Annual UK Consumer Prices Inflation (CPI) fell to 0.5% in December – its lowest level since May 2000.

The Office for National Statistics (ONS) said CPI dropped from 1% in November, driven mainly by December 2013 gas and electricity price rises falling out of the calculation and the continuing drop in motor fuel prices.

The ONS said: “In December 2013 a number of the major utility companies raised their prices. In contrast there were no increases in December 2014. The price of petrol and diesel at the pump continues to fall and this has also contributed to the lower rate of inflation. Petrol and diesel prices are now almost 25p per litre below their peak prices in April 2012.

“While the rate of inflation fell, there was some upward pressure from prices for alcohol – notably wine and spirits. Prices, overall, usually fall for alcohol in the run up to Christmas. In 2014 the majority of the fall came in November, with the ensuing December fall being smaller than usual.”

The Monetary Policy Committee’s current target is a CPI rate of 2% per annum.

Meanwhile, the Retail Prices Index (RPI) fell by 0.4% to 1.6% in December.

Kames Capital said tumbling inflation would keep UK interest rates at record lows in 2015.

Head of multi-asset Scott Jamieson said: “The headlines are going to blame the slump in the crude oil price; last trading at $46 per barrel, it was priced over $100pb less than six months ago. Certainly the attribution provided by the ONS highlights the decline in transport and other oil-related components.

“However the CPI rate has been slipping steadily for some time now and is less than 10% of the level reached in late 2011; only recently have lower energy costs been a contributory factor. Pricing power remains weak and although job creation has been heady it has not been accompanied by even moderate wage growth.
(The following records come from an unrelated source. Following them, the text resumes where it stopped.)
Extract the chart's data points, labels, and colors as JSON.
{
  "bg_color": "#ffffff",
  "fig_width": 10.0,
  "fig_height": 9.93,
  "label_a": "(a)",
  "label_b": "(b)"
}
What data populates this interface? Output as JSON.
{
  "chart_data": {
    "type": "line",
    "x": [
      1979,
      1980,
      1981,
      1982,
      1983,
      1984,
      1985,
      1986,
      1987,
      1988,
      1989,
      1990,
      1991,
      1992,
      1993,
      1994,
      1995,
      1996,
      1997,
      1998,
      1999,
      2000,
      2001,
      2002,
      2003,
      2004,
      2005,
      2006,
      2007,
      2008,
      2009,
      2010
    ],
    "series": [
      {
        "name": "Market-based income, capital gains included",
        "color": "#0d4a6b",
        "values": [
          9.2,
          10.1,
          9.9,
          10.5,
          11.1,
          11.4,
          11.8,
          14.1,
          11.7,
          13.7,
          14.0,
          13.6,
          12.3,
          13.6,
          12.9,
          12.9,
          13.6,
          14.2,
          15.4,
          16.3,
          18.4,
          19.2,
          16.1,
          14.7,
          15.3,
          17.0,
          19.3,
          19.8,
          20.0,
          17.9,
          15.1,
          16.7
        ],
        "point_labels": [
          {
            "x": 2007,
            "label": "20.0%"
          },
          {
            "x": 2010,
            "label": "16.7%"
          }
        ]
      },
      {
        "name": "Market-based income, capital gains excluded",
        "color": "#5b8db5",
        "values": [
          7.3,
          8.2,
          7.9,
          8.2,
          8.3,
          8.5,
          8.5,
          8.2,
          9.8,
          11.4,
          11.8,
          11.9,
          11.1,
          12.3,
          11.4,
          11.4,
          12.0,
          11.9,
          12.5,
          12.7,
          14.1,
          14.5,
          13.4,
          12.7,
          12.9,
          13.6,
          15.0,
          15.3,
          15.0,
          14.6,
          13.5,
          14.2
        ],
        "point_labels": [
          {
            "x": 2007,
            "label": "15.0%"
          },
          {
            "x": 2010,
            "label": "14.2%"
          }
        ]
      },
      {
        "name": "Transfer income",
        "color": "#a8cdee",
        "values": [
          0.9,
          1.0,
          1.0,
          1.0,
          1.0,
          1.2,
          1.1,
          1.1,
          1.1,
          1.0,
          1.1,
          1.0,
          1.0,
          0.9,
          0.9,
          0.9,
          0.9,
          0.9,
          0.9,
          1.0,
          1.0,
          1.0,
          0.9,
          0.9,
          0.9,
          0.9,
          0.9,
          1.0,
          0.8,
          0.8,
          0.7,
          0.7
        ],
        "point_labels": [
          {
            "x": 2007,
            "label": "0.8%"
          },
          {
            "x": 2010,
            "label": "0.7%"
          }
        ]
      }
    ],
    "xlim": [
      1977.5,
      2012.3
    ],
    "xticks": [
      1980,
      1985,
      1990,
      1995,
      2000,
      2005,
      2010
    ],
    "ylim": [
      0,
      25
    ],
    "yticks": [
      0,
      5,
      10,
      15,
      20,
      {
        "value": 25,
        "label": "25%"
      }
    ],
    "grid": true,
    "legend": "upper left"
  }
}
Finally, the rise in strength seen through 2013/2014 has also taken its toll.”

Fidelity Worldwide Investment retirement director Alan Higham said the announcement hid a “tsunami of higher inflation”.

He added: “Over the next 15 years, the yields on inflation-linked gilts and fixed income gilts suggests that the market is expecting inflation to average 3% over the period. Inflation could easily return to exceed 5% per annum within the next 15 years.

“For people looking to secure a retirement income, they should remember their pensions need to last for 20-30 years and take the prospect of rising inflation seriously. In the short term, the triple lock on the state pension will see rises of at least 2.5% but whether this policy survives after the general election remains to be seen.

“People reaching state pension age before 6 April 2016 can benefit from very generous terms to increase their state pension with its inflation protection by deferring taking it. Consider using the new pension freedoms to fund your retirement from private pensions whilst deferring the state pension.”

This comes in the same week the Institute for Fiscal Studies (IFS) described the Retail Prices Index (RPI) as “flawed” and said it should be scrapped as a measure for inflation.

An independent review of UK consumer price statistics carried out by IFS director Paul Johnson for the UK Statistics Authority, said there were “basic statistical flaws” in the construction of the RPI and called for the government and regulators to replace it with the CPI as its main measure of inflation.

Johnson said the CPI was a “well-constructed” measure of inflation which users should have confidence in. He added, however, that while the CPI was reliable, it should also account for owner occupiers’ housing costs (CPIH).